Tidak hanya itu, pengguna sabu di Indonesia juga cukup tinggi. Mengutip Infografis Pencegahan dan Pemberantasan Penyalahgunaan dan Peredaran Gelap Narkotika (P4GN) Triwulan IV 2020 milik Badan Narkotika Nasional (BNN), sabu menempati peringkat pertama sebagai jenis narkoba yang banyak digunakan dengan jumlah 7.541 kasus dan 9.924 tersangka.

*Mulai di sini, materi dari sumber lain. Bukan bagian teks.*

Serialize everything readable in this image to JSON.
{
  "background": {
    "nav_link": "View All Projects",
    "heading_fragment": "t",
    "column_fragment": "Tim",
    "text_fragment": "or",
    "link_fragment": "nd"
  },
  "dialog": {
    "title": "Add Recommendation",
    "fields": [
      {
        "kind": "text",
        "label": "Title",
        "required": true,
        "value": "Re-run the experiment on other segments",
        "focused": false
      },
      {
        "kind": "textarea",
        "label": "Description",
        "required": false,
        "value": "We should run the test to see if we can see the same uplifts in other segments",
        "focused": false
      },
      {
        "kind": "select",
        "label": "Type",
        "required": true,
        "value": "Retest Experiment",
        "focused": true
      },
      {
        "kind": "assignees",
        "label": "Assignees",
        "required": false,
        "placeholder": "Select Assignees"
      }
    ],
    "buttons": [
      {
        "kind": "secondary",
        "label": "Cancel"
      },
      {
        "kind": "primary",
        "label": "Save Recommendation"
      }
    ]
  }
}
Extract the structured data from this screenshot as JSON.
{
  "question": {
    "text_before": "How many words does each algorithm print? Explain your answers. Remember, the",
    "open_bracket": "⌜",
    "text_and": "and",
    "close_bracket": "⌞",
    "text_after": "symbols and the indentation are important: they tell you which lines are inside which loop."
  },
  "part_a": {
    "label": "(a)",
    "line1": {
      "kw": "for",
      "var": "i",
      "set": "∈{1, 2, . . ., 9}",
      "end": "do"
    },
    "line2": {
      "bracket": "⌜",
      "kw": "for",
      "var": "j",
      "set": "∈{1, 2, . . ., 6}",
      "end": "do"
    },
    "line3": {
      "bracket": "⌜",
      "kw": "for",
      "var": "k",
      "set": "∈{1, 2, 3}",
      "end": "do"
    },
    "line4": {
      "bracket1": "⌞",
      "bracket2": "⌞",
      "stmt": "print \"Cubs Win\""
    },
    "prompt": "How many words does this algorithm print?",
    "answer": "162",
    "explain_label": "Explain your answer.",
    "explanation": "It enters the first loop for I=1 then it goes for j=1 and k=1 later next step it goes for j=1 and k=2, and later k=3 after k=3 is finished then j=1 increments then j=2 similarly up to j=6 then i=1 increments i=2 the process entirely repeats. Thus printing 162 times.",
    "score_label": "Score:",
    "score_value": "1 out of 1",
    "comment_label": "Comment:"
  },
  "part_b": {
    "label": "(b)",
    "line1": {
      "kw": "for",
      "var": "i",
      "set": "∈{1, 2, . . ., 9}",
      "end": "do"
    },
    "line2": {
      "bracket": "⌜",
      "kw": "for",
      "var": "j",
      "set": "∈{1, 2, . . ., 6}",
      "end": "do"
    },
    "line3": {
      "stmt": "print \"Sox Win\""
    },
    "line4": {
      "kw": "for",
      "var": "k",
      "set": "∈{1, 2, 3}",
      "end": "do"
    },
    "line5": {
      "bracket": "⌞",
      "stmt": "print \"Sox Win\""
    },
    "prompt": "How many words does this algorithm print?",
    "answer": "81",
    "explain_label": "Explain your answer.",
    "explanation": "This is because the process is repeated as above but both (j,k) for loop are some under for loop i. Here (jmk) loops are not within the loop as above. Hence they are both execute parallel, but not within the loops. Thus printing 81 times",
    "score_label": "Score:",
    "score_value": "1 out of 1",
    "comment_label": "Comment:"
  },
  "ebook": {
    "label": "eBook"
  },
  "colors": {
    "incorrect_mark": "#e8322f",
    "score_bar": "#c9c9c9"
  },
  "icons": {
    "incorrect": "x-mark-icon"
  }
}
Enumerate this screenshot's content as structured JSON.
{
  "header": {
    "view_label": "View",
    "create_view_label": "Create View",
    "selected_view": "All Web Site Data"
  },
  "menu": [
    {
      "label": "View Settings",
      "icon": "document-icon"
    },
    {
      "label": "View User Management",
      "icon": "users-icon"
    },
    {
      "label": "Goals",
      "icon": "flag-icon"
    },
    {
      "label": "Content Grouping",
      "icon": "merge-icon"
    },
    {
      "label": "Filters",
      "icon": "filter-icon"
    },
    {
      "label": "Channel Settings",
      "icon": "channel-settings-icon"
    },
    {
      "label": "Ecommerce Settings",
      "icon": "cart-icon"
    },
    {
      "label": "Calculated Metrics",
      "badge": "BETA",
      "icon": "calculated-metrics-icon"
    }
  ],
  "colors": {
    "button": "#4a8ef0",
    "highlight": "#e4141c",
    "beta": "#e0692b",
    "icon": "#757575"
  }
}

Bagi kamu yang belum tahu, sabu awalnya merupakan obat yang biasa digunakan untuk mengobati seseorang dengan gangguan tidur atau epilepsi. Dilansir dari Kompascom, Kamis (8/7/2021), sabu juga biasa dipakai untuk mengobati gejala Attention-Deficit Hyperactivity Disorder (ADHD) dengan takaran dan pengawasan ketat dari ahli.
Ketika obat masuk ke dalam tubuh, zat kimia tersebut akan memicu produksi hormon dopamin, serotonin, dan norepinefrin. Hormon ini membuat tubuh menjadi rileks dan bahagia. Dengan takaran yang tepat, obat ini bisa meringankan berbagai gejala yang dirasakan oleh penderita masalah kesehatan di atas.
Sayangnya, meski memiliki manfaat bagi kesehatan, jenis candu ini justru banyak beredar secara ilegal dan berbahaya. Menurut laman BNN, obat-obatan ini awalnya diselundupkan dari luar negeri. Namun seiring berjalannya waktu, jenis narkoba ini pun mulai diproduksi dalam negeri.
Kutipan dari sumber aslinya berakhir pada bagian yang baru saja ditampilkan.